Object-In-Place Binding Failure
- Entorhinal object vector cell failure identified as the mechanism underlying consistent object misplacement
- Patient unable to encode spatial relationship between objects and their locations despite intact attention and procedural memory
- Intervention targets consistent object-location association training within simplified spatial environment
- Compensation strategies alone are insufficient without addressing the perception-to-memory binding failure at the entorhinal interface.
Context-to-Event Binding Impairment — TBI
- Entorhinal-hippocampal binding disruption identified following moderate TBI
- Patient demonstrates event recall without contextual binding — can name events but cannot place them in spatial or temporal sequence
- Anterior-lateral and posterior-medial entorhinal systems implicated
- Skilled cognitive intervention targeting context encoding in functional communication and ADL contexts indicated
- Memory notebook training insufficient as primary intervention without addressing the interface failure upstream of hippocampal consolidation.

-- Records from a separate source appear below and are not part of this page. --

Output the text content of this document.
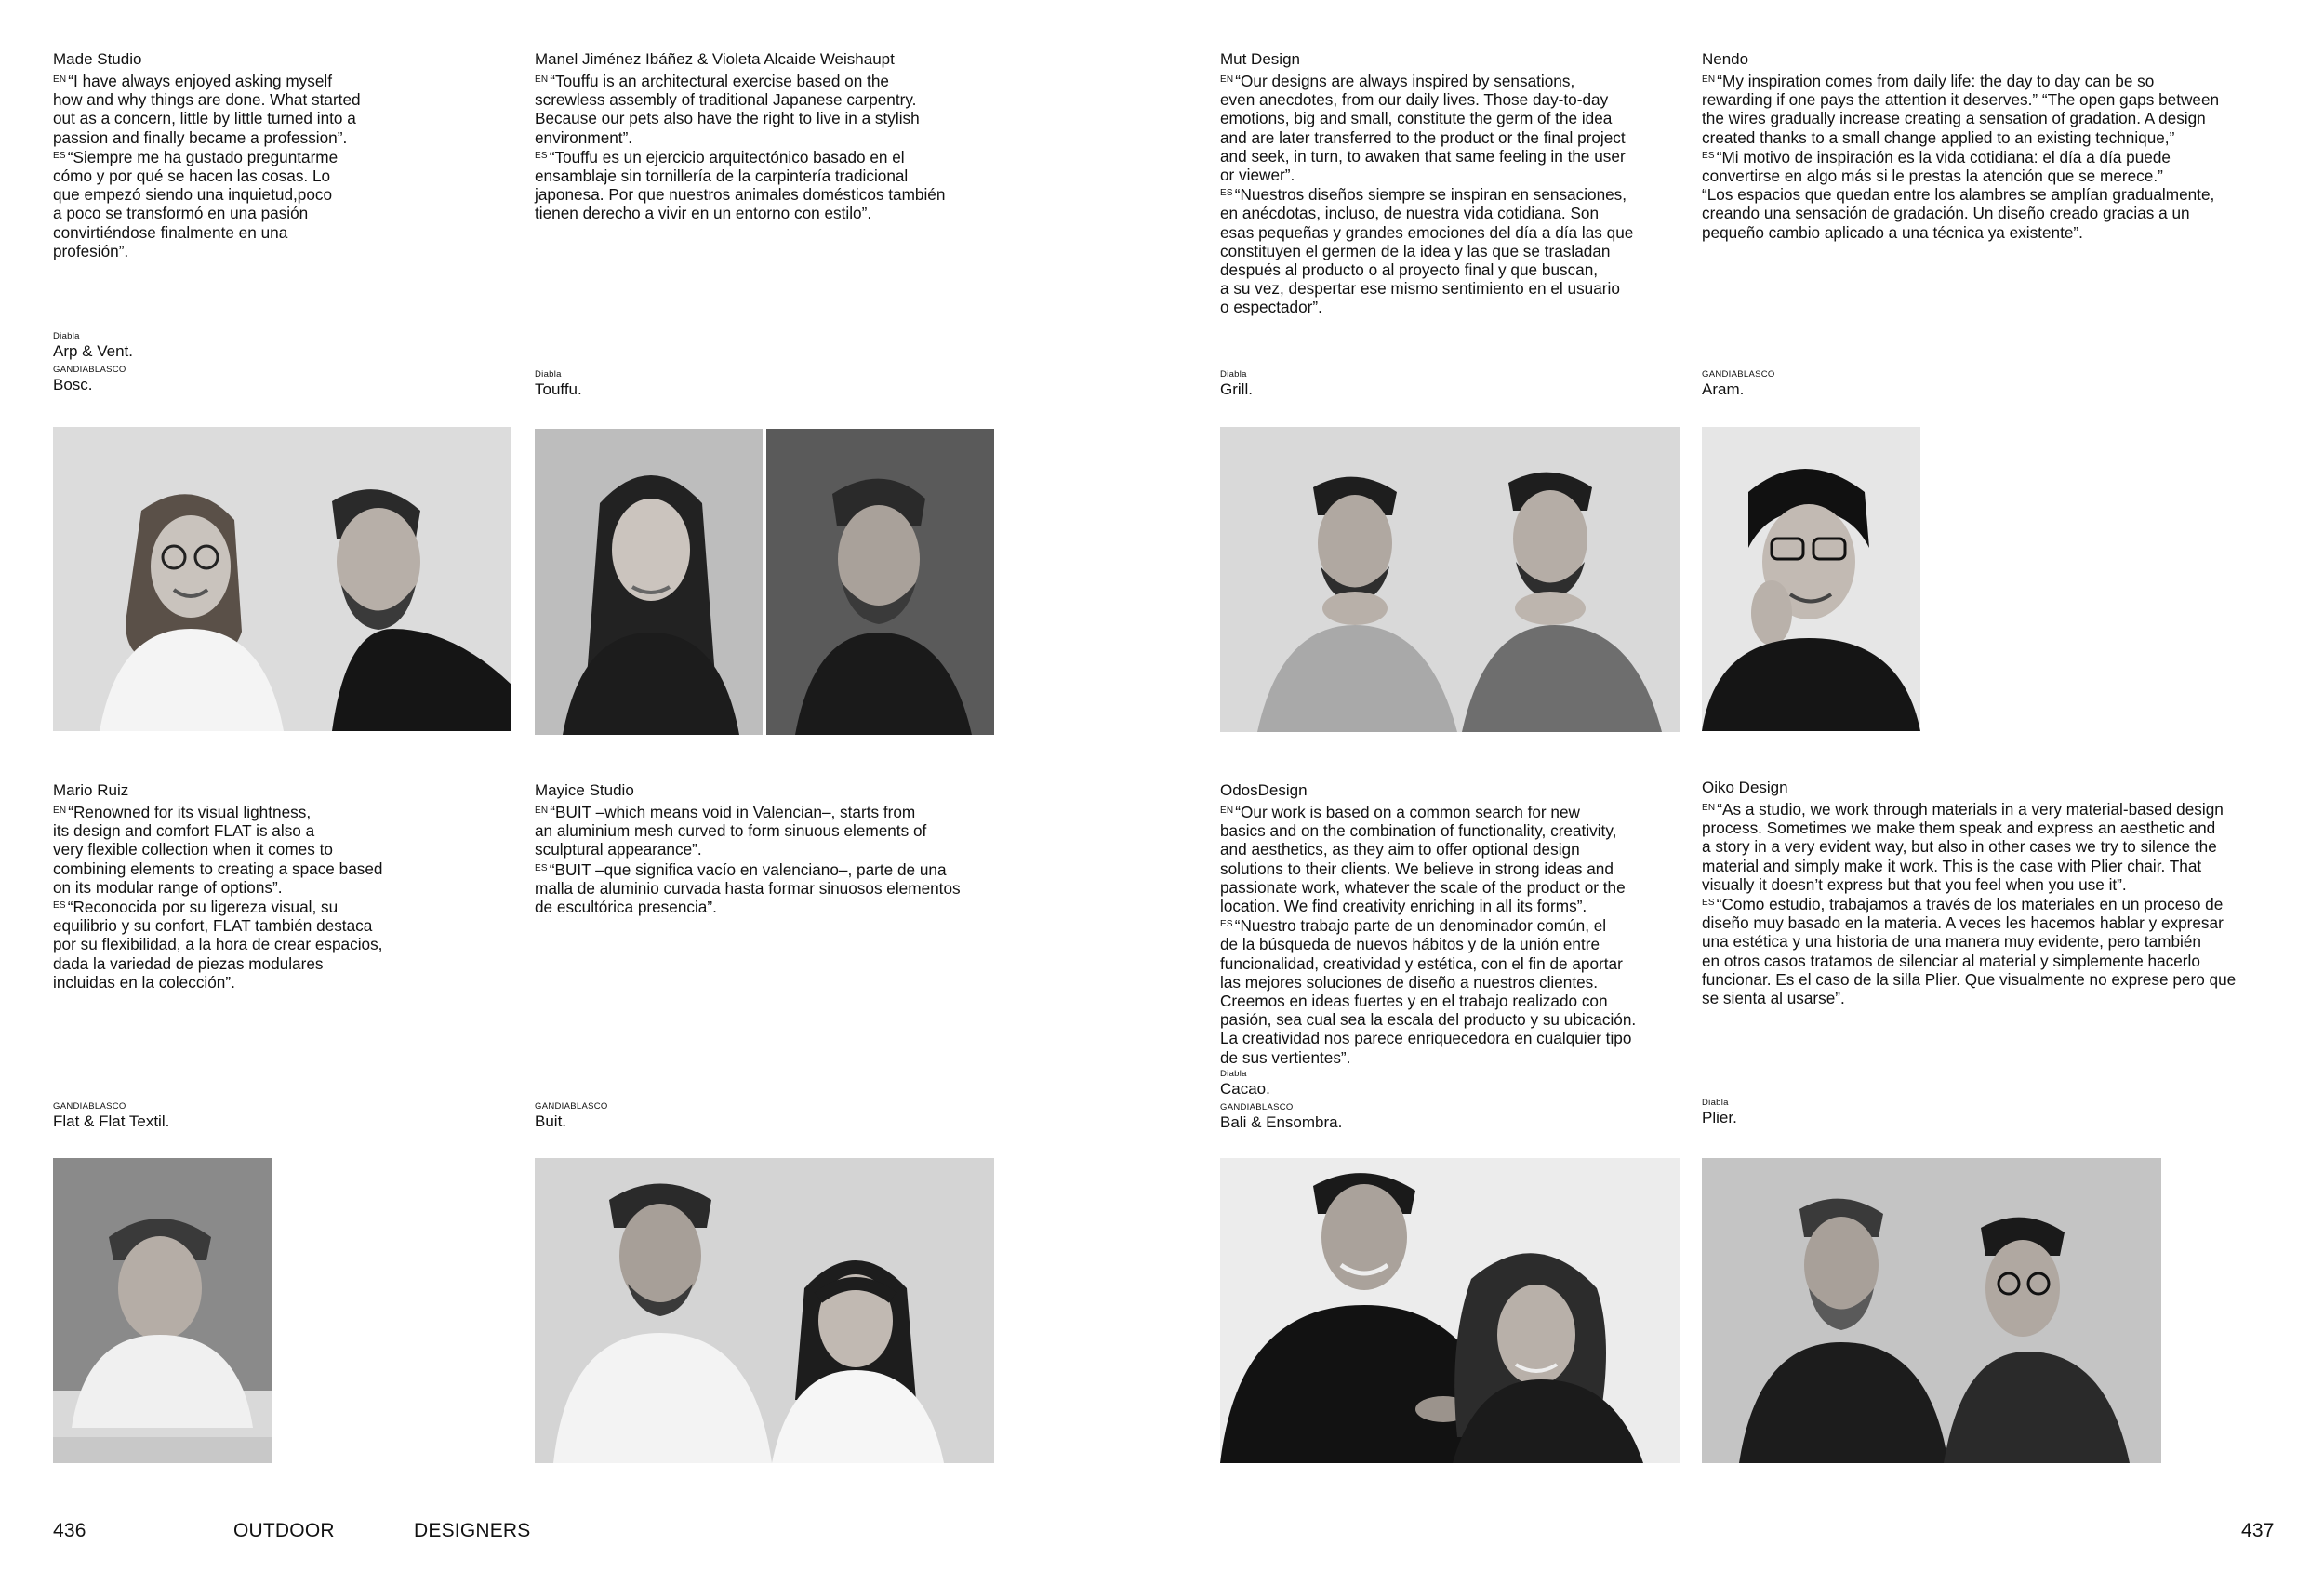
Made Studio

$^{EN}$ “I have always enjoyed asking myself
how and why things are done. What started
out as a concern, little by little turned into a
passion and finally became a profession”.

$^{ES}$ “Siempre me ha gustado preguntarme
cómo y por qué se hacen las cosas. Lo
que empezó siendo una inquietud,poco
a poco se transformó en una pasión
convirtiéndose finalmente en una
profesión”.

Diabla
Arp & Vent.
GANDIABLASCO
Bosc.
Manel Jiménez Ibáñez & Violeta Alcaide Weishaupt

$^{EN}$ “Touffu is an architectural exercise based on the
screwless assembly of traditional Japanese carpentry.
Because our pets also have the right to live in a stylish
environment”.

$^{ES}$ “Touffu es un ejercicio arquitectónico basado en el
ensamblaje sin tornillería de la carpintería tradicional
japonesa. Por que nuestros animales domésticos también
tienen derecho a vivir en un entorno con estilo”.

Diabla
Touffu.
Mut Design

$^{EN}$ “Our designs are always inspired by sensations,
even anecdotes, from our daily lives. Those day-to-day
emotions, big and small, constitute the germ of the idea
and are later transferred to the product or the final project
and seek, in turn, to awaken that same feeling in the user
or viewer”.

$^{ES}$ “Nuestros diseños siempre se inspiran en sensaciones,
en anécdotas, incluso, de nuestra vida cotidiana. Son
esas pequeñas y grandes emociones del día a día las que
constituyen el germen de la idea y las que se trasladan
después al producto o al proyecto final y que buscan,
a su vez, despertar ese mismo sentimiento en el usuario
o espectador”.

Diabla
Grill.
Nendo

$^{EN}$ “My inspiration comes from daily life: the day to day can be so
rewarding if one pays the attention it deserves.” “The open gaps between
the wires gradually increase creating a sensation of gradation. A design
created thanks to a small change applied to an existing technique,”

$^{ES}$ “Mi motivo de inspiración es la vida cotidiana: el día a día puede
convertirse en algo más si le prestas la atención que se merece.”
“Los espacios que quedan entre los alambres se amplían gradualmente,
creando una sensación de gradación. Un diseño creado gracias a un
pequeño cambio aplicado a una técnica ya existente”.

GANDIABLASCO
Aram.
Mario Ruiz

$^{EN}$ “Renowned for its visual lightness,
its design and comfort FLAT is also a
very flexible collection when it comes to
combining elements to creating a space based
on its modular range of options”.

$^{ES}$ “Reconocida por su ligereza visual, su
equilibrio y su confort, FLAT también destaca
por su flexibilidad, a la hora de crear espacios,
dada la variedad de piezas modulares
incluidas en la colección”.

GANDIABLASCO
Flat & Flat Textil.
Mayice Studio

$^{EN}$ “BUIT –which means void in Valencian–, starts from
an aluminium mesh curved to form sinuous elements of
sculptural appearance”.

$^{ES}$ “BUIT –que significa vacío en valenciano–, parte de una
malla de aluminio curvada hasta formar sinuosos elementos
de escultórica presencia”.

GANDIABLASCO
Buit.
OdosDesign

$^{EN}$ “Our work is based on a common search for new
basics and on the combination of functionality, creativity,
and aesthetics, as they aim to offer optional design
solutions to their clients. We believe in strong ideas and
passionate work, whatever the scale of the product or the
location. We find creativity enriching in all its forms”.

$^{ES}$ “Nuestro trabajo parte de un denominador común, el
de la búsqueda de nuevos hábitos y de la unión entre
funcionalidad, creatividad y estética, con el fin de aportar
las mejores soluciones de diseño a nuestros clientes.
Creemos en ideas fuertes y en el trabajo realizado con
pasión, sea cual sea la escala del producto y su ubicación.
La creatividad nos parece enriquecedora en cualquier tipo
de sus vertientes”.

Diabla
Cacao.
GANDIABLASCO
Bali & Ensombra.
Oiko Design

$^{EN}$ “As a studio, we work through materials in a very material-based design
process. Sometimes we make them speak and express an aesthetic and
a story in a very evident way, but also in other cases we try to silence the
material and simply make it work. This is the case with Plier chair. That
visually it doesn’t express but that you feel when you use it”.

$^{ES}$ “Como estudio, trabajamos a través de los materiales en un proceso de
diseño muy basado en la materia. A veces les hacemos hablar y expresar
una estética y una historia de una manera muy evidente, pero también
en otros casos tratamos de silenciar al material y simplemente hacerlo
funcionar. Es el caso de la silla Plier. Que visualmente no exprese pero que
se sienta al usarse”.

Diabla
Plier.
436	OUTDOOR	DESIGNERS	437
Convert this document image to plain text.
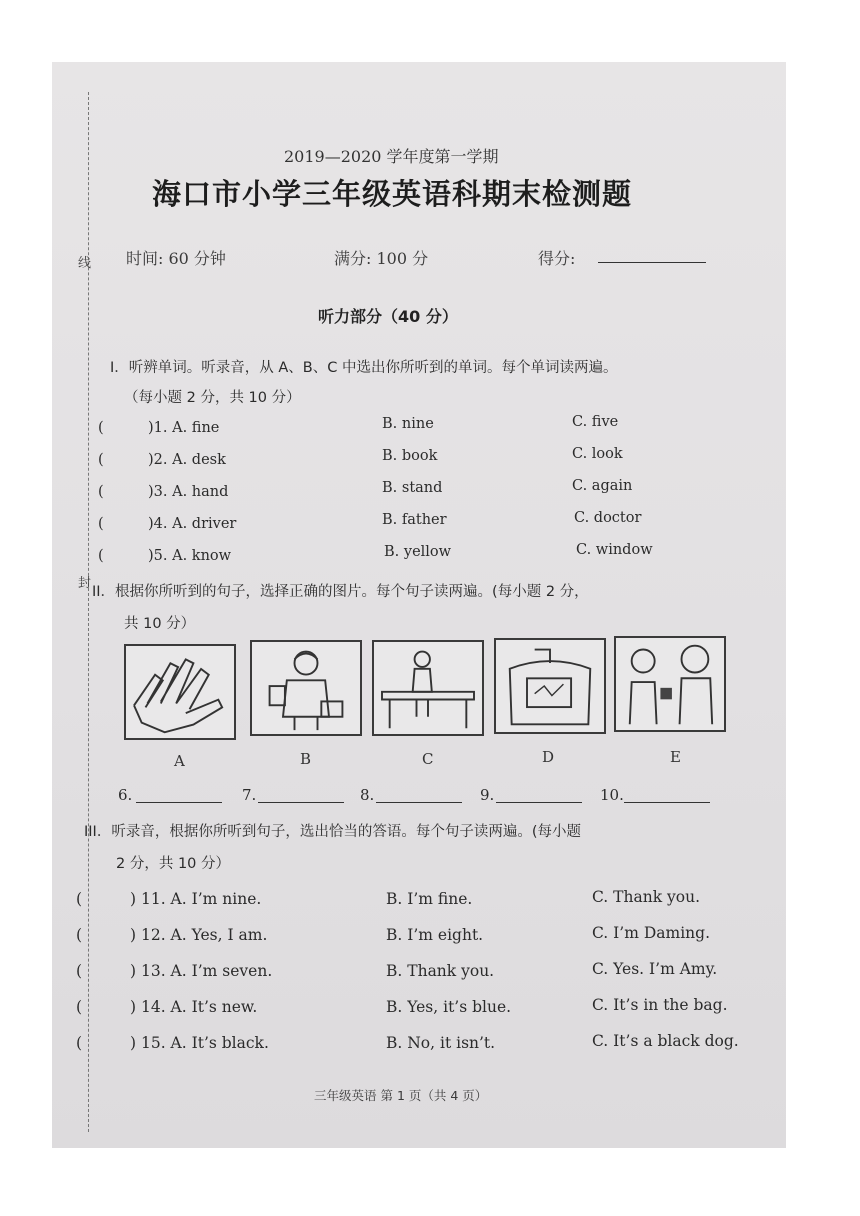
线
封
2019—2020 学年度第一学期
海口市小学三年级英语科期末检测题
时间: 60 分钟	满分: 100 分	得分:
听力部分（40 分）
I．听辨单词。听录音，从 A、B、C 中选出你所听到的单词。每个单词读两遍。
（每小题 2 分，共 10 分）
(	)1. A. fine	B. nine	C. five
(	)2. A. desk	B. book	C. look
(	)3. A. hand	B. stand	C. again
(	)4. A. driver	B. father	C. doctor
(	)5. A. know	B. yellow	C. window
II．根据你所听到的句子，选择正确的图片。每个句子读两遍。(每小题 2 分，
共 10 分）
A	B	C	D	E
6.	7.	8.	9.	10.
III．听录音，根据你所听到句子，选出恰当的答语。每个句子读两遍。(每小题
2 分，共 10 分）
(	) 11. A. I’m nine.	B. I’m fine.	C. Thank you.
(	) 12. A. Yes, I am.	B. I’m eight.	C. I’m Daming.
(	) 13. A. I’m seven.	B. Thank you.	C. Yes. I’m Amy.
(	) 14. A. It’s new.	B. Yes, it’s blue.	C. It’s in the bag.
(	) 15. A. It’s black.	B. No, it isn’t.	C. It’s a black dog.
三年级英语 第 1 页（共 4 页）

Sleep Hygiene as Entorhinal Structural Rehabilitation
- Sleep deprivation identified as active structural threat to entorhinal consolidation
- Patient reporting fragmented sleep
- Neurological rationale provided that sleep-dependent entorhinal replay is required for consolidation of spatial and episodic learning from each therapy session
- Sleep hygiene documented as entorhinal structural rehabilitation intervention, not lifestyle recommendation
- Referral placed for sleep evaluation
- Session learning targets will not consolidate without adequate sleep architecture.
Aerobic Exercise as Entorhinal Volume Intervention
- Aerobic exercise prescribed as structural intervention targeting entorhinal cortex volume preservation in patient with early Alzheimer's disease
- Evidence base supports positive correlation between aerobic fitness and entorhinal volume in the medial temporal lobe memory system
- Exercise documented as neuroplasticity intervention, not general health recommendation
- Session design includes pre-session aerobic bout as neuroplasticity primer and long-term aerobic program as entorhinal structural maintenance strategy.